KAPLAN «Ja, maar... eigenlijk zijn ál onze platen zo ontstaan. Het gebeurt maar zelden dat iemand met een afgewerkte compositie naar de repetitie komt. Wij wandelen liever zonder stafkaart. Eigenlijk is Yo La Tengo als een kleuterklasje dat met de juf op uitstap gaat: we lopen beleefd achter het nummer aan en zien wel waar het ons brengt.»
HUMO Eén van de grote thema’s op de plaat is het verglijden van de tijd. Heb je dat er op je 66ste bewust ingeslepen?
KAPLAN «‘Bewust’ zou ik niet zeggen, maar ik kan niet ontkennen dat het thema vaak terugkeert.»
HUMO In 2024 zal Yo La Tengo 40 jaar bestaan. Wat mis je aan de muziekwereld van vroeger?
KAPLAN (lachje) «Dat mensen naar een show keken zonder een telefoon de lucht in te steken.
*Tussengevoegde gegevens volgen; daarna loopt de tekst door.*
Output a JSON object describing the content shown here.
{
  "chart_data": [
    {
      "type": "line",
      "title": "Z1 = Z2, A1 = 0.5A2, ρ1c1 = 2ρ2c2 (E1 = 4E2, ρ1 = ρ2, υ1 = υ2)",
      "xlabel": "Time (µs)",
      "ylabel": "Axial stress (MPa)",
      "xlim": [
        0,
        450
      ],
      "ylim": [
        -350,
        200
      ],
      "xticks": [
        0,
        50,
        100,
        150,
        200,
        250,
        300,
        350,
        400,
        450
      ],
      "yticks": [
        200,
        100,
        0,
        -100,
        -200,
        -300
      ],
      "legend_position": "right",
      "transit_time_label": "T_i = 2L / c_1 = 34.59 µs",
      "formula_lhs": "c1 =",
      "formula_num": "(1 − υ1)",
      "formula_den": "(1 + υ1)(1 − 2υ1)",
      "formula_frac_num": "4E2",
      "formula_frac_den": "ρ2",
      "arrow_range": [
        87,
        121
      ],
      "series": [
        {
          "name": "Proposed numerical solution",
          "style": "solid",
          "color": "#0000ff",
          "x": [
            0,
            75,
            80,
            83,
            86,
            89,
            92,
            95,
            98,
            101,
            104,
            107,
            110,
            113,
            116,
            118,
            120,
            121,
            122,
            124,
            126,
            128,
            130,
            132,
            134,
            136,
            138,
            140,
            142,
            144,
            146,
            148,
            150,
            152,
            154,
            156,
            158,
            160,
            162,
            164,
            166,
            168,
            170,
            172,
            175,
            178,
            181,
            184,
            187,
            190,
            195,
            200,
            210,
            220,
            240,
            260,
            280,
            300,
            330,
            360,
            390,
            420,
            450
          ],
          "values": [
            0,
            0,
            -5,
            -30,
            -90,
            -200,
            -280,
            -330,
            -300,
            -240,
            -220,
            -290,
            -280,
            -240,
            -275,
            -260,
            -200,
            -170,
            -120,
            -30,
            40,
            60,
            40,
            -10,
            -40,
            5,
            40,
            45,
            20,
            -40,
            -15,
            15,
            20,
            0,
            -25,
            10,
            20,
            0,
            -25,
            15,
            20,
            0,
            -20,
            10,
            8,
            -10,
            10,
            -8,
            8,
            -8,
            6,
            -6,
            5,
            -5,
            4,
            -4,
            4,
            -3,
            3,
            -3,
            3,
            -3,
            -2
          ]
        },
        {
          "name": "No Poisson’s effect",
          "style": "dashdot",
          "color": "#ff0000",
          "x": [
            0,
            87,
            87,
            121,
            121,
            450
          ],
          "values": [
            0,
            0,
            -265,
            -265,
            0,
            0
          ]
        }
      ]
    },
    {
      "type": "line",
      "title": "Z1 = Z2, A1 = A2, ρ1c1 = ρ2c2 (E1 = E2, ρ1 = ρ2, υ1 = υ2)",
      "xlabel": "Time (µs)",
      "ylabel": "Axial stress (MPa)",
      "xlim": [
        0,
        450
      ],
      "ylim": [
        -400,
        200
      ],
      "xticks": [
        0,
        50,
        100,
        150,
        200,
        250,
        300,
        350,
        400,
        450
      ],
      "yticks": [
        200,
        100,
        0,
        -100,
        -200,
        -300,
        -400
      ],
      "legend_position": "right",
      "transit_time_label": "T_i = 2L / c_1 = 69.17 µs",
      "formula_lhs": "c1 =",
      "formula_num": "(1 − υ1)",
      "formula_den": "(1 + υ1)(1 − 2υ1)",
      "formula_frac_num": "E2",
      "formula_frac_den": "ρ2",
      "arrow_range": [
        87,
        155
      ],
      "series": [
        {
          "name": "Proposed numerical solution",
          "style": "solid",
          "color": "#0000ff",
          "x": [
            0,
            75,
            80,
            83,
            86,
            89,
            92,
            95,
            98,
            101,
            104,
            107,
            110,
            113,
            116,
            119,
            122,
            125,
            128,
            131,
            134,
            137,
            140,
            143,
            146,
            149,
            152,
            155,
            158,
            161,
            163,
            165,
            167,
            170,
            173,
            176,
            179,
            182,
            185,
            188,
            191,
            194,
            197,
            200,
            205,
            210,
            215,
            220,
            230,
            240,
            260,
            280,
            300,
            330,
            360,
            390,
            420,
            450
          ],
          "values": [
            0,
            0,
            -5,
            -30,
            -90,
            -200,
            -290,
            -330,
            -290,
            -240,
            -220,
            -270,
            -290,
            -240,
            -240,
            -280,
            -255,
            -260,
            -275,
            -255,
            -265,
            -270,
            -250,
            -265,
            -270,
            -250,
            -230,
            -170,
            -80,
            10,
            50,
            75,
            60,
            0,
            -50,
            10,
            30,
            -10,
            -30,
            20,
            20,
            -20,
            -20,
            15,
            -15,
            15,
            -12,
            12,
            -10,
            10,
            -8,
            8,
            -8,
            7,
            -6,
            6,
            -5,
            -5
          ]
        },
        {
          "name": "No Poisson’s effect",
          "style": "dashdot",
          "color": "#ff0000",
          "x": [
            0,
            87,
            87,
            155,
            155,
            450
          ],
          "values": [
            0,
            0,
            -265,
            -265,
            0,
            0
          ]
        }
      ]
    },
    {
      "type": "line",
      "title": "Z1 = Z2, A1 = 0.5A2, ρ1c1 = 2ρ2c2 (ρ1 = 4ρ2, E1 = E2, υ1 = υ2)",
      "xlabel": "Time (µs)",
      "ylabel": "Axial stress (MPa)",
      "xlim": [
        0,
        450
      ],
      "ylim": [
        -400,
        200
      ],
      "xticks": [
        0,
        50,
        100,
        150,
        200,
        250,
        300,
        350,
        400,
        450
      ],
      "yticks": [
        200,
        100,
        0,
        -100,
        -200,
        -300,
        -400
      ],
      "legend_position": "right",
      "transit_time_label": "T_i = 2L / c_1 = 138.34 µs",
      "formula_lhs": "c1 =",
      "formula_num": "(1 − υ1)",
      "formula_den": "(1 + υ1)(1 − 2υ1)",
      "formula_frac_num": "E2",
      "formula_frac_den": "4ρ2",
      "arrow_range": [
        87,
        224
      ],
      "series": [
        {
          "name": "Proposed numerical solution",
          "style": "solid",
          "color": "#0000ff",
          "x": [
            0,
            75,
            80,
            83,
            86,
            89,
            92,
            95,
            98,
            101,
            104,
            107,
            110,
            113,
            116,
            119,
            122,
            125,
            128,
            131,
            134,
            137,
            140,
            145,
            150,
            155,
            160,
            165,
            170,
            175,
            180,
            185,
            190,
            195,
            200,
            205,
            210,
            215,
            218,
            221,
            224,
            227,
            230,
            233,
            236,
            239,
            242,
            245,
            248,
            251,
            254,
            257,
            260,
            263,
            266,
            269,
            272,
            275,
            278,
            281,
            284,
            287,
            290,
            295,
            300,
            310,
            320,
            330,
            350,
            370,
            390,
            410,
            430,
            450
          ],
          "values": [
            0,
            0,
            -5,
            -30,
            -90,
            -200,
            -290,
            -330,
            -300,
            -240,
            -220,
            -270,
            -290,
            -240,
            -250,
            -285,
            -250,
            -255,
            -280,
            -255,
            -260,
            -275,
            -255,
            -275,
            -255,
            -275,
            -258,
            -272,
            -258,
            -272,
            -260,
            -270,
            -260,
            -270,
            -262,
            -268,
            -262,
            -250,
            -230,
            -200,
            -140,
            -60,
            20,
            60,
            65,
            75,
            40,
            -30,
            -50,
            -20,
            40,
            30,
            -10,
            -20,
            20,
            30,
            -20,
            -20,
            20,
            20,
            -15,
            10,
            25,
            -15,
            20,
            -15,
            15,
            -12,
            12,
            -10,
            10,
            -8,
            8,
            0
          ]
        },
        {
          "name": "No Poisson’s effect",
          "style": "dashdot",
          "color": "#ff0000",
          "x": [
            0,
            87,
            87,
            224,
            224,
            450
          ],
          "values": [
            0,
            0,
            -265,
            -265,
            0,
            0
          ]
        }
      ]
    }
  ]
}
Ik heb niks tegen het internet – veel mensen hebben onze muziek daardoor leren kennen – maar voor ons was het wel wennen. Als we ’s zaterdags in New York een cover spelen, weet tegen maandag de hele wereld dat. Ik weet niet of ik dat zo leuk vind. Als concertganger in CBGB, destijds, had ik op voorhand geen idee wat er zou gebeuren. Voor ik naar de bioscoop ga, lees ik ook geen recensies: ik wil verrast worden! En dat is misschien wel wat ik het meest betreur aan dit computertijdperk: de teloorgang van de verrassing.
»Ach, nu verkoop ik natuurlijk oudezakkenpraat.»
HUMO Het is je vergeven. Heb je al covers voorbereid voor jullie show in Brussel?
KAPLAN «Nee, die dingen gebeuren gewoon. We hebben net in Portland gespeeld: daar woont Todd Haynes, de regisseur die in 2021 een documentaire over The Velvet Underground heeft geregisseerd. Voor hem hebben we een Velvet-cover in de set gestopt, ‘Candy Says’, een nummer dat we nog maar één keer hadden gespeeld. De magie van het moment, hè.»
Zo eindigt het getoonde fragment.